Le samedi 11 janvier 2014 à Paris
jeudi 26 décembre 2013
par Masin
C’est sous le signe de la solidarité internationale entre peuples en lutte que Tamazgha vous propose de célébrer Yennayer 2964.Tout en marquant le nouvel an amazigh, Tamazgha célèbre avec les peuples Chiapas en lutte et et leurs amis le vingtième anniversaire du soulèvement des communautés Chiapas contre l’injustice et l’humiliation que l’Etat du Mexique leur faisait subir.


Projections vidéo et musique seront au rendez-vous une journée durant où les participants pourront partager un repas et des moments d’échanges et de convivialité (voir programme ci-dessous). Le rendz-vous est fixé au samedi 11 janvier 2014 à partir de 15h.




Fêtons Yennayer 2964 et le vingtième anniversaire du soulèvement zapatiste du Chiapas (Mexique)...
... avec Tamazgha le samedi 11 janvier 2014...
au CICP (21 ter, rue Voltaire - 75011 Paris).

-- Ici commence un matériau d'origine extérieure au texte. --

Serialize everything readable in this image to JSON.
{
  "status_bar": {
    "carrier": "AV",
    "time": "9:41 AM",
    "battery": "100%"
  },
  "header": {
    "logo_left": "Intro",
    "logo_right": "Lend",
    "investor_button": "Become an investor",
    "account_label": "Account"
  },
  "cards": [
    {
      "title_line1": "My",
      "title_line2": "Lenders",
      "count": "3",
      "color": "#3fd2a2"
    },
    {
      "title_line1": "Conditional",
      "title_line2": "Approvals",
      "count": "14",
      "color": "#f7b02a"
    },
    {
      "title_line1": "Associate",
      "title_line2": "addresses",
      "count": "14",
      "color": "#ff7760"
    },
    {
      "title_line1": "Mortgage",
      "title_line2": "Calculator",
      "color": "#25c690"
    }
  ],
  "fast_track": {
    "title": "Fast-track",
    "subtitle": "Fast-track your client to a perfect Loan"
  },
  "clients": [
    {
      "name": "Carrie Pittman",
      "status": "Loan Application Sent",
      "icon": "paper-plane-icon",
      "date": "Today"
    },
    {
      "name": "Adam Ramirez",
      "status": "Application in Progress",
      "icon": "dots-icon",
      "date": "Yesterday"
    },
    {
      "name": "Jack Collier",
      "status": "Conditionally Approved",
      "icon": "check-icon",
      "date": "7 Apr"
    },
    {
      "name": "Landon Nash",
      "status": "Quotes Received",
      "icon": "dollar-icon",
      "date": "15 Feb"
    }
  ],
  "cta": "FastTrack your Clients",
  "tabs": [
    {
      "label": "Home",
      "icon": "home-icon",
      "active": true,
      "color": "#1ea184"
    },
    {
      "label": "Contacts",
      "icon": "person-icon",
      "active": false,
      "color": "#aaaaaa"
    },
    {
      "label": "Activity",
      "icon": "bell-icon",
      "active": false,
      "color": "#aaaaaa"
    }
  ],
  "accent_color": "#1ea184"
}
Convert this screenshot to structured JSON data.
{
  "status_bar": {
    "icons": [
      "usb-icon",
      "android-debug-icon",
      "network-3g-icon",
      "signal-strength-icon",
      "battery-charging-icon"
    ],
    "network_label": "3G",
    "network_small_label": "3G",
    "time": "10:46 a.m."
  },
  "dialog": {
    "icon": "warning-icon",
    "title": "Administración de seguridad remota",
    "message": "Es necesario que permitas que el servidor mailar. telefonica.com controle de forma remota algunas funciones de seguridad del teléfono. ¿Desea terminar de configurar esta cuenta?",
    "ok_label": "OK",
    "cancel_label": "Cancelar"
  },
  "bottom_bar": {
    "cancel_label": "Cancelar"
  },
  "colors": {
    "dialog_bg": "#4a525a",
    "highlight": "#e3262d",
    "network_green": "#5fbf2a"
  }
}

Le 1er janvier 1994, les communautés zapatistes ont pris par surprise l’armée et la police mexicaines suite à un soulèvement armé mené par l’EZLN (Armée zapatiste de libération nationale – en espagnol : "Ejército Zapatista de Liberación Nacional") et sept villes du Chiapas sont tombées sous leur contrôle. Le "¡Ya basta !" ("Ça suffit !") zapatiste a ainsi ébranlé le Mexique et le monde entier. Les affrontements qui ont duré douze jours ont fait plusieurs morts et ont contraint plusieurs Indiens à l’exode. Un cessez-le-feu est décrété le 12 janvier 1994 (jour de Yennayer), suite à la mobilisation de la société civile mexicaine et internationale. Le mouvement zapatiste s’est transformé en un mouvement pacifique ; aucune balle n’a été tirée par l’EZLN depuis ce cessez-le-feu malgré la guerre de basse intensité que poursuit le gouvernement du Mexique.
Depuis le soulèvement de 1994, le mouvement zapatiste n’a pas cessé de gagner du terrain, de la sympathie et la solidarité de la communauté nationale et internationale. C’est notamment grâce à ses actions sans violence et ses offensives pacifiques comme la déclaration des 38 communes autonomes, la création des Aguascalientes (lieux de rencontres), la rencontre "intergalactique " pour l’humanité et contre le néolibéralisme de 1996, le voyage à travers tout le pays de 1111 zapatistes en 1998, puis de 5000 en 1999, ou encore la Marche de la dignité indigène en 2001.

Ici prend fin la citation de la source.